Effect of a preliminary test of homogeneity of stratum-specific odds ratios on their confidence intervals

TL;DR

This paper investigates how conducting a preliminary homogeneity test of stratum-specific odds ratios affects the accuracy of confidence intervals in case-control studies, revealing significant negative impacts on coverage probabilities.

Contribution

It provides a detailed analysis of the statistical properties of this two-stage approach, including Monte Carlo and large-sample methods, highlighting potential issues in practical applications.

Findings

Preliminary homogeneity tests can severely reduce confidence interval coverage.

Large-sample and Monte Carlo methods effectively evaluate the statistical properties.

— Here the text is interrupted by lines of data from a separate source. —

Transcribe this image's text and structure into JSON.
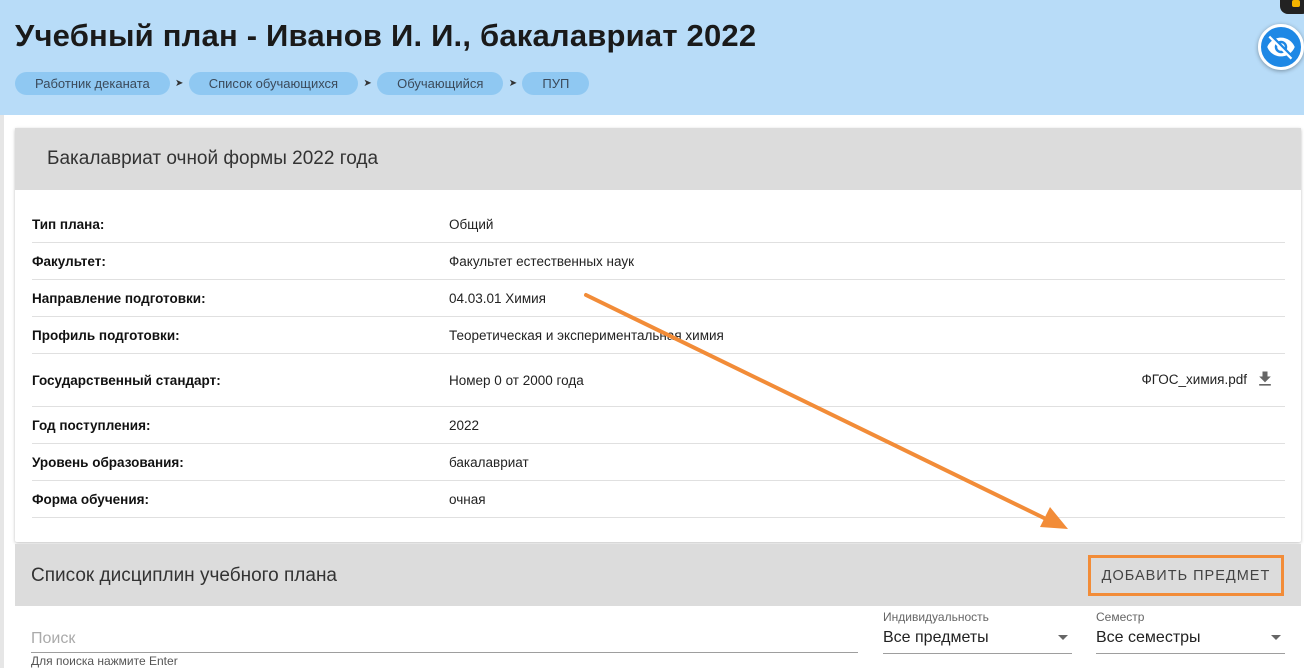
{
  "page": {
    "title": "Учебный план - Иванов И. И., бакалавриат 2022"
  },
  "breadcrumbs": [
    "Работник деканата",
    "Список обучающихся",
    "Обучающийся",
    "ПУП"
  ],
  "plan_card": {
    "header": "Бакалавриат очной формы 2022 года",
    "rows": [
      {
        "label": "Тип плана:",
        "value": "Общий"
      },
      {
        "label": "Факультет:",
        "value": "Факультет естественных наук"
      },
      {
        "label": "Направление подготовки:",
        "value": "04.03.01 Химия"
      },
      {
        "label": "Профиль подготовки:",
        "value": "Теоретическая и экспериментальная химия"
      },
      {
        "label": "Государственный стандарт:",
        "value": "Номер 0 от 2000 года",
        "file": "ФГОС_химия.pdf"
      },
      {
        "label": "Год поступления:",
        "value": "2022"
      },
      {
        "label": "Уровень образования:",
        "value": "бакалавриат"
      },
      {
        "label": "Форма обучения:",
        "value": "очная"
      }
    ]
  },
  "disciplines": {
    "title": "Список дисциплин учебного плана",
    "add_button": "ДОБАВИТЬ ПРЕДМЕТ"
  },
  "filters": {
    "search_placeholder": "Поиск",
    "search_hint": "Для поиска нажмите Enter",
    "individual": {
      "label": "Индивидуальность",
      "value": "Все предметы"
    },
    "semester": {
      "label": "Семестр",
      "value": "Все семестры"
    }
  },
  "icons": {
    "visibility_toggle": "eye-off-icon",
    "download": "download-icon",
    "breadcrumb_separator": "chevron-right-icon"
  },
  "colors": {
    "header_bg": "#b8dcf8",
    "crumb_bg": "#8fc8f2",
    "section_bg": "#dcdcdc",
    "fab_blue": "#1e88e5",
    "annotation_orange": "#f28c38"
  }
}
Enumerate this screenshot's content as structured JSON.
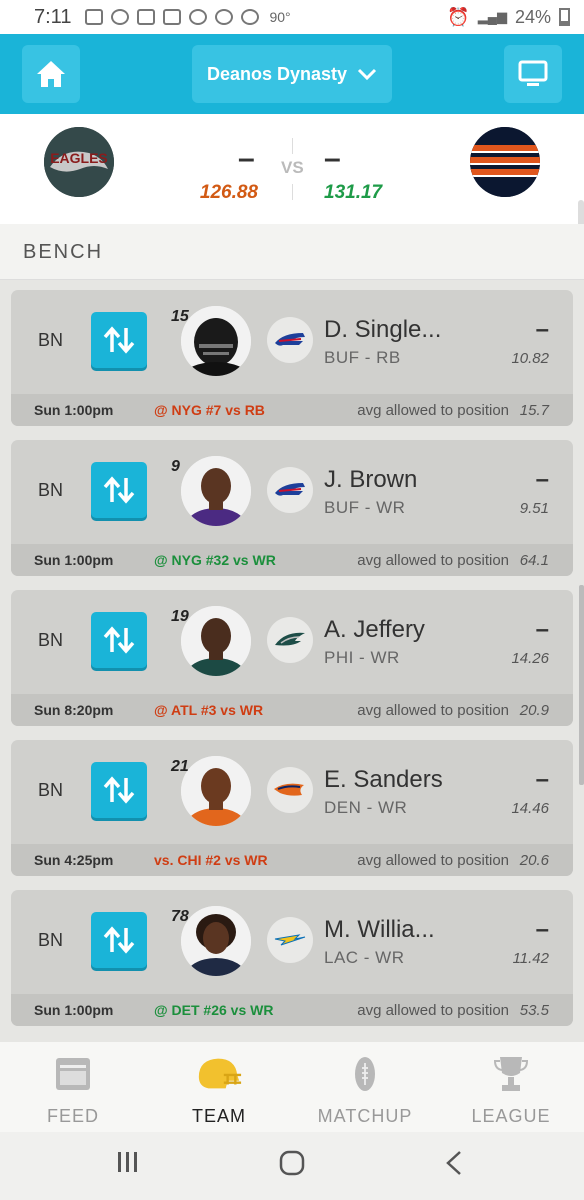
{
  "status": {
    "time": "7:11",
    "temperature": "90°",
    "network": "4G LTE",
    "battery": "24%"
  },
  "header": {
    "league_name": "Deanos Dynasty",
    "home_icon": "home-icon",
    "tv_icon": "monitor-icon",
    "dropdown_icon": "chevron-down-icon"
  },
  "matchup": {
    "home_team_logo": "Philadelphia Eagles logo",
    "away_team_logo": "Chicago striped logo",
    "home_dash": "–",
    "away_dash": "–",
    "vs": "VS",
    "home_score": "126.88",
    "away_score": "131.17"
  },
  "section_title": "BENCH",
  "players": [
    {
      "slot": "BN",
      "number": "15",
      "name": "D. Single...",
      "team_pos": "BUF - RB",
      "projected": "–",
      "points": "10.82",
      "time": "Sun 1:00pm",
      "opponent": "@ NYG #7 vs RB",
      "opponent_color": "red",
      "avg_label": "avg allowed to position",
      "avg_value": "15.7",
      "team_logo": "bills"
    },
    {
      "slot": "BN",
      "number": "9",
      "name": "J. Brown",
      "team_pos": "BUF - WR",
      "projected": "–",
      "points": "9.51",
      "time": "Sun 1:00pm",
      "opponent": "@ NYG #32 vs WR",
      "opponent_color": "green",
      "avg_label": "avg allowed to position",
      "avg_value": "64.1",
      "team_logo": "bills"
    },
    {
      "slot": "BN",
      "number": "19",
      "name": "A. Jeffery",
      "team_pos": "PHI - WR",
      "projected": "–",
      "points": "14.26",
      "time": "Sun 8:20pm",
      "opponent": "@ ATL #3 vs WR",
      "opponent_color": "red",
      "avg_label": "avg allowed to position",
      "avg_value": "20.9",
      "team_logo": "eagles"
    },
    {
      "slot": "BN",
      "number": "21",
      "name": "E. Sanders",
      "team_pos": "DEN - WR",
      "projected": "–",
      "points": "14.46",
      "time": "Sun 4:25pm",
      "opponent": "vs. CHI #2 vs WR",
      "opponent_color": "red",
      "avg_label": "avg allowed to position",
      "avg_value": "20.6",
      "team_logo": "broncos"
    },
    {
      "slot": "BN",
      "number": "78",
      "name": "M. Willia...",
      "team_pos": "LAC - WR",
      "projected": "–",
      "points": "11.42",
      "time": "Sun 1:00pm",
      "opponent": "@ DET #26 vs WR",
      "opponent_color": "green",
      "avg_label": "avg allowed to position",
      "avg_value": "53.5",
      "team_logo": "chargers"
    }
  ],
  "bottom_nav": [
    {
      "label": "FEED",
      "icon": "feed-icon",
      "active": false
    },
    {
      "label": "TEAM",
      "icon": "helmet-icon",
      "active": true
    },
    {
      "label": "MATCHUP",
      "icon": "football-icon",
      "active": false
    },
    {
      "label": "LEAGUE",
      "icon": "trophy-icon",
      "active": false
    }
  ],
  "colors": {
    "accent": "#1ab4d8",
    "score_red": "#d25a14",
    "score_green": "#1e9b48",
    "active_nav": "#f2c12e"
  }
}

Real-life data analysis confirms the negative impact on coverage probabilities.

Abstract

Consider a case-control study in which the aim is to assess the effect of a factor on disease occurrence. We suppose that this factor is dichotomous. Also suppose that the data consists of two strata, each stratum summarized by a two-by-two table. A commonly-proposed two-stage analysis of this type of data is the following. We carry out a preliminary test of homogeneity of the stratum-specific odds ratios. If the null hypothesis of homogeneity is accepted then we find a confidence interval for the assumed common value (across strata) of the odds ratio. We examine the statistical properties of this two-stage analysis, based on the Woolf method, on confidence intervals constructed for the stratum-specific odds ratios, for large numbers of cases and controls for each stratum. We provide both a Monte Carlo simulation method and an elegant large-sample method for this examination. These methods are applied to obtain numerical results in the context of the large numbers of cases and controls for each stratum that arose in a real-life dataset. In this context, we find that the preliminary test of homogeneity of the stratum-specific odds ratios has a very harmful effect on the coverage probabilities of these confidence intervals.